Postby Carlton green » 11 Jul 2019, 7:35pm

brynpoeth wrote:Cugel is exemplary in many ways but he chose to live where he 'has to drive' a lot, what happens in 30 years when he is old and weak?
I put a big value on avoiding driving, for many reasons. I plan to live on the edge of a small town when I retire, and I shall cycle a lot

Carlton green wrote:..
I’ve long wanted to do less driving and more cycling but, outside of leisure purposes, it just is impractical. Our local country roads to the nearest towns have too much traffic
..

Less driving, as little as possible, is possible :wink:
I have lived in a middle-sized town without a vehicle for many years, had a car again for a while, just handed it in to be re-cycled
Have been lucky/unlucky, made choices too
The plan is to never own an infernal combustion engine ever again :wink:


Less driving is possible and to an extent that's what I choose to do; if it’s only a little more difficult to cycle than drive then I cycle and my bike is used more often than my car.

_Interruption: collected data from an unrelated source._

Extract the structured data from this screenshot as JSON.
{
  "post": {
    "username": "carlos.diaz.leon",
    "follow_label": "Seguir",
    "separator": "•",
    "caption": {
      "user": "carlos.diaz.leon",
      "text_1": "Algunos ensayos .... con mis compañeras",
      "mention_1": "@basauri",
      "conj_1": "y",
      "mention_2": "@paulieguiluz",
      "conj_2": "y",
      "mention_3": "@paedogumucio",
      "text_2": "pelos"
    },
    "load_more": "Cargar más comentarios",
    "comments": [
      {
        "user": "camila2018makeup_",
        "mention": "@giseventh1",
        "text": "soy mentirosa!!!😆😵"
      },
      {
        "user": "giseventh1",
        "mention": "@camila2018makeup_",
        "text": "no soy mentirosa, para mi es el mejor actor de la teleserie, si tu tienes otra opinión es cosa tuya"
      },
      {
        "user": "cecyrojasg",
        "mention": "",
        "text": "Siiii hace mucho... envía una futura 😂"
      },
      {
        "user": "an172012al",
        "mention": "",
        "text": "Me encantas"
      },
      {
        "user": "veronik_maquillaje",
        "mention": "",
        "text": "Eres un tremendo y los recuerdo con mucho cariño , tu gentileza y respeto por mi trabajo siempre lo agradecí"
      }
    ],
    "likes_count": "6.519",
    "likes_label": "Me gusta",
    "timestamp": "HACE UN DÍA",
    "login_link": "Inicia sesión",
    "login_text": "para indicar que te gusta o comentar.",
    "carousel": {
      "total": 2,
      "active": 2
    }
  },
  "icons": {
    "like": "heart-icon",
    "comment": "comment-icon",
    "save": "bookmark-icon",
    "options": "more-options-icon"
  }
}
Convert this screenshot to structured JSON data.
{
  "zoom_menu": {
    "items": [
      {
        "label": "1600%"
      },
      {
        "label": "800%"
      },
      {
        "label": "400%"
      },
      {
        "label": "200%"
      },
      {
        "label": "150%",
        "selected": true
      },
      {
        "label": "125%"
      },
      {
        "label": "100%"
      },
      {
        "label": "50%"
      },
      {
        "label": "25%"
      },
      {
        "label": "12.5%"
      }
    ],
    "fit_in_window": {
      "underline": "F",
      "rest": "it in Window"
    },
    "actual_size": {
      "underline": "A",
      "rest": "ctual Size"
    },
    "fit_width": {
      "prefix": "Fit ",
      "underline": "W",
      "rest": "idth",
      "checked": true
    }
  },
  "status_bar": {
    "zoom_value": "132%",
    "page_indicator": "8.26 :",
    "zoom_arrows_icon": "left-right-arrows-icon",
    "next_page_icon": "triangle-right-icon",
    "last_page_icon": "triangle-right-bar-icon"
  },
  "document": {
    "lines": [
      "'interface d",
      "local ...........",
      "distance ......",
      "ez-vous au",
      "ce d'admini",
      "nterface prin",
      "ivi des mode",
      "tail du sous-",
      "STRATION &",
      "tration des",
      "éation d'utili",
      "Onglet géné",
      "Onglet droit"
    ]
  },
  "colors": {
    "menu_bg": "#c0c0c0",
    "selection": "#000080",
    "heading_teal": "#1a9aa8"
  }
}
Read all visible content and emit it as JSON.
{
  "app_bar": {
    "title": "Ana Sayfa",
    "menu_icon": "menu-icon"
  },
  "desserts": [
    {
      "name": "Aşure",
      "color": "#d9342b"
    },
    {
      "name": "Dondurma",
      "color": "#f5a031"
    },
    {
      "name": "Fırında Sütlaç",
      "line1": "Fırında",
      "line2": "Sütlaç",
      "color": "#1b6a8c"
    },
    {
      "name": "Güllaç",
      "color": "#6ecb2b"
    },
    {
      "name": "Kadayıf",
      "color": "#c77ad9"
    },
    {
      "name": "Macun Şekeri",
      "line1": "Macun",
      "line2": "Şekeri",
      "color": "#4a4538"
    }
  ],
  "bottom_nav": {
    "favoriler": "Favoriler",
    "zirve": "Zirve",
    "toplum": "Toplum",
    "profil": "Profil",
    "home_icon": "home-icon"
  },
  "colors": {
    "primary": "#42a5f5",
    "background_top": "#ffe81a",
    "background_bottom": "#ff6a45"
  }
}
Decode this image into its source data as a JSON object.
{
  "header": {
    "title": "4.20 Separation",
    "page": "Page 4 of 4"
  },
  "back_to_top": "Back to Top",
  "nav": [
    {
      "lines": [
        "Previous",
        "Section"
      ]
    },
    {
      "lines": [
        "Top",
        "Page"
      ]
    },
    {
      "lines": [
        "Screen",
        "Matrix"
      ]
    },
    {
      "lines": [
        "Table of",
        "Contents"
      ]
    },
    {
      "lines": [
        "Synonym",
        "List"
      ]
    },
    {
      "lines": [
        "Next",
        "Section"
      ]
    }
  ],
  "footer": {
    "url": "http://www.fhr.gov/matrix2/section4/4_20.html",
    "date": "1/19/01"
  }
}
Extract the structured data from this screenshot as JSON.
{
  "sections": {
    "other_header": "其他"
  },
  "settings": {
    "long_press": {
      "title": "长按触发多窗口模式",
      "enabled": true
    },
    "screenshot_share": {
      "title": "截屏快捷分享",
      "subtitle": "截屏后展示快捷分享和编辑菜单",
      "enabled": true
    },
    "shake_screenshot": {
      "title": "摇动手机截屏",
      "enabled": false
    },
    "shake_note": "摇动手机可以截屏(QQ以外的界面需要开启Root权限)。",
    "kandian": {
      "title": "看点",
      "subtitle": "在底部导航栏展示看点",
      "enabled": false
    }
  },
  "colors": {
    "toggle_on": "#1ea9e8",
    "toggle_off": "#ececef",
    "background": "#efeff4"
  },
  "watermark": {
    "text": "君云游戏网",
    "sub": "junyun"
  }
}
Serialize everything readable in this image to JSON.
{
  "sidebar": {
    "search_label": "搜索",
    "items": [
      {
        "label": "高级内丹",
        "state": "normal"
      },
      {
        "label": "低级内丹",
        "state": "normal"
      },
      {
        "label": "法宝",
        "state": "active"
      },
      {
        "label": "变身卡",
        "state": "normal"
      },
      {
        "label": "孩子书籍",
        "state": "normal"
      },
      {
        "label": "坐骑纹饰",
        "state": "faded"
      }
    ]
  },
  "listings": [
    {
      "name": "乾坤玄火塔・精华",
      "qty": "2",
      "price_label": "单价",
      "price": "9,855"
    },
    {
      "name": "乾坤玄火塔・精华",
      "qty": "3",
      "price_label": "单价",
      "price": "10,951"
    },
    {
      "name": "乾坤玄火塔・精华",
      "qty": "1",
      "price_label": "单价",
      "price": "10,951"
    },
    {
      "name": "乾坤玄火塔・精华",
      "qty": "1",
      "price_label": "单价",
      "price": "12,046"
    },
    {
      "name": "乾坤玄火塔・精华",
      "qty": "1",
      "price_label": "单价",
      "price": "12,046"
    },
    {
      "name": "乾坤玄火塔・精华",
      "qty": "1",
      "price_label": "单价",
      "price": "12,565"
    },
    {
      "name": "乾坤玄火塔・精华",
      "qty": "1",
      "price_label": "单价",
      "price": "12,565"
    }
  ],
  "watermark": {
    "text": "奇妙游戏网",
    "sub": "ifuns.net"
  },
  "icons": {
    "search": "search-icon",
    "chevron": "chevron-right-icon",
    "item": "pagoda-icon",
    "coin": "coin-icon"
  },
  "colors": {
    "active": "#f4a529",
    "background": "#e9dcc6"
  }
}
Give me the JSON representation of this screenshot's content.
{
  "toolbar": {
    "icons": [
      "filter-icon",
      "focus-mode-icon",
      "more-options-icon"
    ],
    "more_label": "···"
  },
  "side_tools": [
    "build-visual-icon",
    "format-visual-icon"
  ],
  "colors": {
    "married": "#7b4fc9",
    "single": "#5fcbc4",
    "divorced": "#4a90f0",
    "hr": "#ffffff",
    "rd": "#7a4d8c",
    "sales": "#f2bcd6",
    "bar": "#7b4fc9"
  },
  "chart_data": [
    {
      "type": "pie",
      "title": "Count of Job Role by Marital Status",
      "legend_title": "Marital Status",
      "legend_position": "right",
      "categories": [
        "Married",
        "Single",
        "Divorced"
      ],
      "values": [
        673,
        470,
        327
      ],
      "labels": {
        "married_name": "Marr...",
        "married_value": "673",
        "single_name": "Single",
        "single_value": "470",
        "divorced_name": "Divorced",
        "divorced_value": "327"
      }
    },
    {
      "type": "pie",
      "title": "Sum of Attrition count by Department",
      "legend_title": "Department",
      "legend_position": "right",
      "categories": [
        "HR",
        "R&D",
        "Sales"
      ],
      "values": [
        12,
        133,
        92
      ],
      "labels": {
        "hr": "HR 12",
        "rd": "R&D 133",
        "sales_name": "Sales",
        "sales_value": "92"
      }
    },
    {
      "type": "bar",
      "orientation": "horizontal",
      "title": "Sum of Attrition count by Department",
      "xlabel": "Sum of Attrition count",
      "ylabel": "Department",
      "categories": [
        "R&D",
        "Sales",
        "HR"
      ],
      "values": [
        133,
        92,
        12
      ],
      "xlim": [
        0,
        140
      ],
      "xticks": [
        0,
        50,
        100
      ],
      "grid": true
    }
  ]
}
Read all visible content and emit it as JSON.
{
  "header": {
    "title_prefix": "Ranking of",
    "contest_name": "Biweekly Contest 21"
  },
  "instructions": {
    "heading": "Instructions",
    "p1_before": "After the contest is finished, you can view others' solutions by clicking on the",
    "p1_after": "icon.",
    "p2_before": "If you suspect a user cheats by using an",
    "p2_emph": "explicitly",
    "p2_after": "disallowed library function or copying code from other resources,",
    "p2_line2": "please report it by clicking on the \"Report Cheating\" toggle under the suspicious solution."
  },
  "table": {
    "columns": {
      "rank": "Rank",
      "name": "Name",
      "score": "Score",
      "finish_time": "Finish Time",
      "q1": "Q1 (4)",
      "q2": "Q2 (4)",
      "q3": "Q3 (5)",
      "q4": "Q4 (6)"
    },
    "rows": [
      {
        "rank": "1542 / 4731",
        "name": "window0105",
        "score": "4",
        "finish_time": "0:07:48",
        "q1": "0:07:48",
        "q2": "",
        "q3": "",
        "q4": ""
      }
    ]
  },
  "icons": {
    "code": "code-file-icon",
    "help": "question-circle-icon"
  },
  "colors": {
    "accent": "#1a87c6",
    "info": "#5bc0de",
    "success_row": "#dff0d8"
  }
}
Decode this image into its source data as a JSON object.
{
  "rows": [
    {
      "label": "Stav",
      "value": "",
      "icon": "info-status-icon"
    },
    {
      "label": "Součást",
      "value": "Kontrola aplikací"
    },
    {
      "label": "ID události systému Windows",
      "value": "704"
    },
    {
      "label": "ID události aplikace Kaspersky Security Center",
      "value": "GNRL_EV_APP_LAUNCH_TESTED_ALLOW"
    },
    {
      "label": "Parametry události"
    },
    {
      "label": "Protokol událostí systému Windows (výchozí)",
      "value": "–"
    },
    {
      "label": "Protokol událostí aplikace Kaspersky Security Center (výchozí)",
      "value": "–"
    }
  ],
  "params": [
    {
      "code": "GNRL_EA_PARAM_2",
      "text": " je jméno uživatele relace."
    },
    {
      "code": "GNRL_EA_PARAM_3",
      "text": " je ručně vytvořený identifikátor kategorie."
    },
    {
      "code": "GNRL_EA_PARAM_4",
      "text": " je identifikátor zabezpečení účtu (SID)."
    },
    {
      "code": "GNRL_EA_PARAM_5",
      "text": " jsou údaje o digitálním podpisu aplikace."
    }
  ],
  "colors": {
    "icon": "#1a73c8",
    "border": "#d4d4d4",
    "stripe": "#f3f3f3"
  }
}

Where you live does dictate a lot of choices and, of course, where you live is often a decision made with many and varied compromises. As and when we move house again I’d by far prefer to be able to manage without a car for say nine out of ten journeys. However, whilst all things are ‘possible’ some arrangements are only a sufficiently workable choice for some people for some of the time.